Natural Protected Areas
Protected spaces are either land or sea areas which, in recognition of their exceptional natural value, are specifically dedicated to nature conservation and as such are subject to special legal regulations for their protection. Seven per cent of Spanish territory is protected and shoots in protected natural areas are subjected to restrictions.
Protected natural areas are managed by each autonomous region, so if you need detailed information about one such area you should contact the information service of the autonomous community in question. The Ministry of Agriculture, Fisheries, Food and the Environment does however offer general information on its website about protected spaces, and visitors to the site can also download maps.

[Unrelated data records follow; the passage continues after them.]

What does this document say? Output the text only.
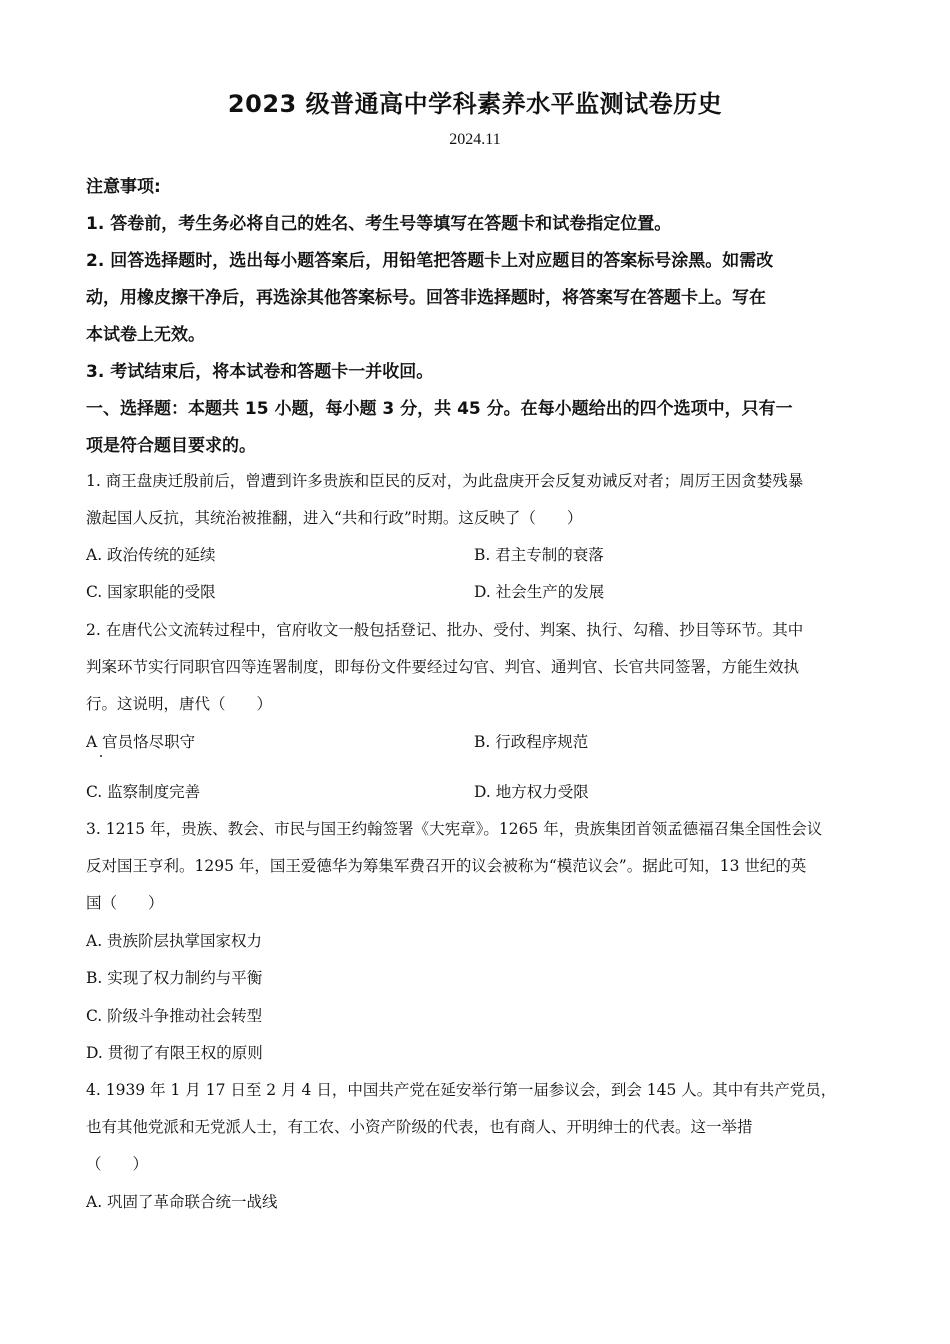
2023 级普通高中学科素养水平监测试卷历史
2024.11
注意事项:
1. 答卷前，考生务必将自己的姓名、考生号等填写在答题卡和试卷指定位置。
2. 回答选择题时，选出每小题答案后，用铅笔把答题卡上对应题目的答案标号涂黑。如需改
动，用橡皮擦干净后，再选涂其他答案标号。回答非选择题时，将答案写在答题卡上。写在
本试卷上无效。
3. 考试结束后，将本试卷和答题卡一并收回。
一、选择题：本题共 15 小题，每小题 3 分，共 45 分。在每小题给出的四个选项中，只有一
项是符合题目要求的。
1. 商王盘庚迁殷前后，曾遭到许多贵族和臣民的反对，为此盘庚开会反复劝诫反对者；周厉王因贪婪残暴
激起国人反抗，其统治被推翻，进入“共和行政”时期。这反映了（　　）
A. 政治传统的延续	B. 君主专制的衰落
C. 国家职能的受限	D. 社会生产的发展
2. 在唐代公文流转过程中，官府收文一般包括登记、批办、受付、判案、执行、勾稽、抄目等环节。其中
判案环节实行同职官四等连署制度，即每份文件要经过勾官、判官、通判官、长官共同签署，方能生效执
行。这说明，唐代（　　）
A 官员恪尽职守	B. 行政程序规范
C. 监察制度完善	D. 地方权力受限
3. 1215 年，贵族、教会、市民与国王约翰签署《大宪章》。1265 年，贵族集团首领孟德福召集全国性会议
反对国王亨利。1295 年，国王爱德华为筹集军费召开的议会被称为“模范议会”。据此可知，13 世纪的英
国（　　）
A. 贵族阶层执掌国家权力
B. 实现了权力制约与平衡
C. 阶级斗争推动社会转型
D. 贯彻了有限王权的原则
4. 1939 年 1 月 17 日至 2 月 4 日，中国共产党在延安举行第一届参议会，到会 145 人。其中有共产党员，
也有其他党派和无党派人士，有工农、小资产阶级的代表，也有商人、开明绅士的代表。这一举措
（　　）
A. 巩固了革命联合统一战线
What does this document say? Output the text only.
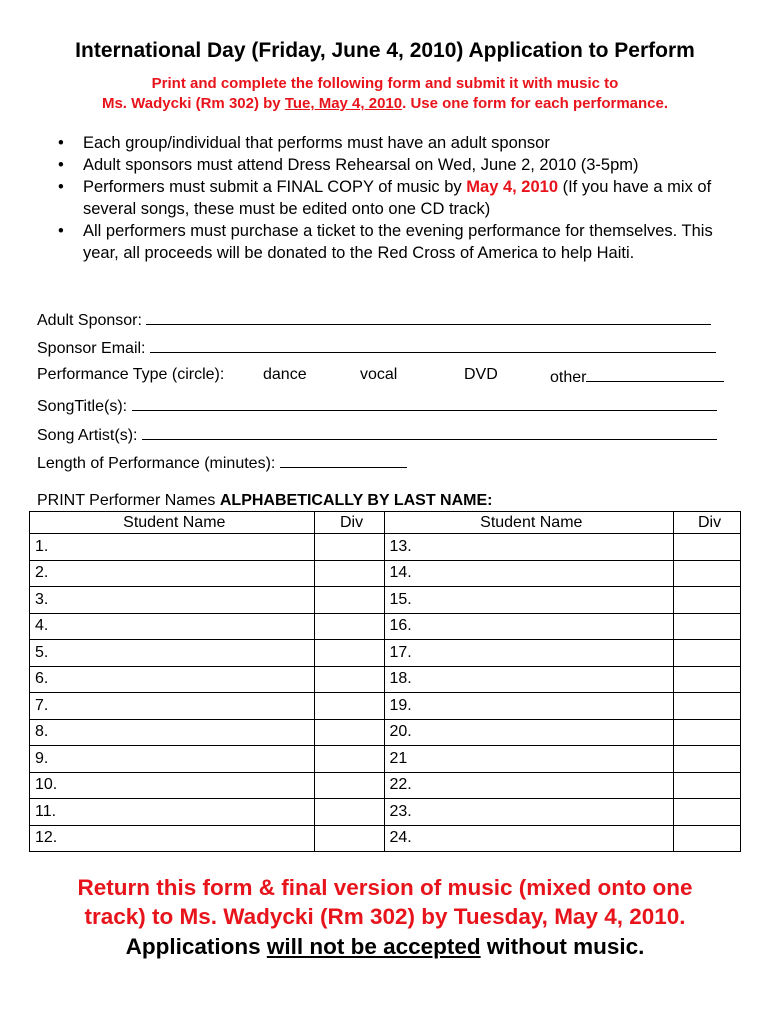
International Day (Friday, June 4, 2010) Application to Perform
Print and complete the following form and submit it with music to
Ms. Wadycki (Rm 302) by Tue, May 4, 2010. Use one form for each performance.
• Each group/individual that performs must have an adult sponsor
• Adult sponsors must attend Dress Rehearsal on Wed, June 2, 2010 (3-5pm)
• Performers must submit a FINAL COPY of music by May 4, 2010 (If you have a mix of several songs, these must be edited onto one CD track)
• All performers must purchase a ticket to the evening performance for themselves. This year, all proceeds will be donated to the Red Cross of America to help Haiti.
Adult Sponsor:
Sponsor Email:
Performance Type (circle): dance	vocal	DVD	other
SongTitle(s):
Song Artist(s):
Length of Performance (minutes):
PRINT Performer Names ALPHABETICALLY BY LAST NAME:
Student Name	Div	Student Name	Div
1.		13.	
2.		14.	
3.		15.	
4.		16.	
5.		17.	
6.		18.	
7.		19.	
8.		20.	
9.		21	
10.		22.	
11.		23.	
12.		24.	
Return this form & final version of music (mixed onto one
track) to Ms. Wadycki (Rm 302) by Tuesday, May 4, 2010.
Applications will not be accepted without music.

Generally speaking there are three different types of protected spaces; Protected Natural Spaces, which include Parks, Nature Reserves, Protected Marine Areas, Natural Monuments and Protected Sceneries; the spaces which make up the Natura 2000 network, a European network of areas which focus on the conservation and protection of rare species; and the areas protected by International Orders which are natural spaces which are formally classified according to international agreements which Spain takes part in. Each different area type is subject to different standards of protection and to different restrictions when it comes to carrying out activities in them.
So, it is important that once you have decided on a location for your shoot, you confirm whether the area is protected. The most effective way to do this is to contact the autonomous community's Environmental department directly and ask whether shoots are permitted and what the particular conditions are. The Spain Film Commission's network of offices can provide information on this subject.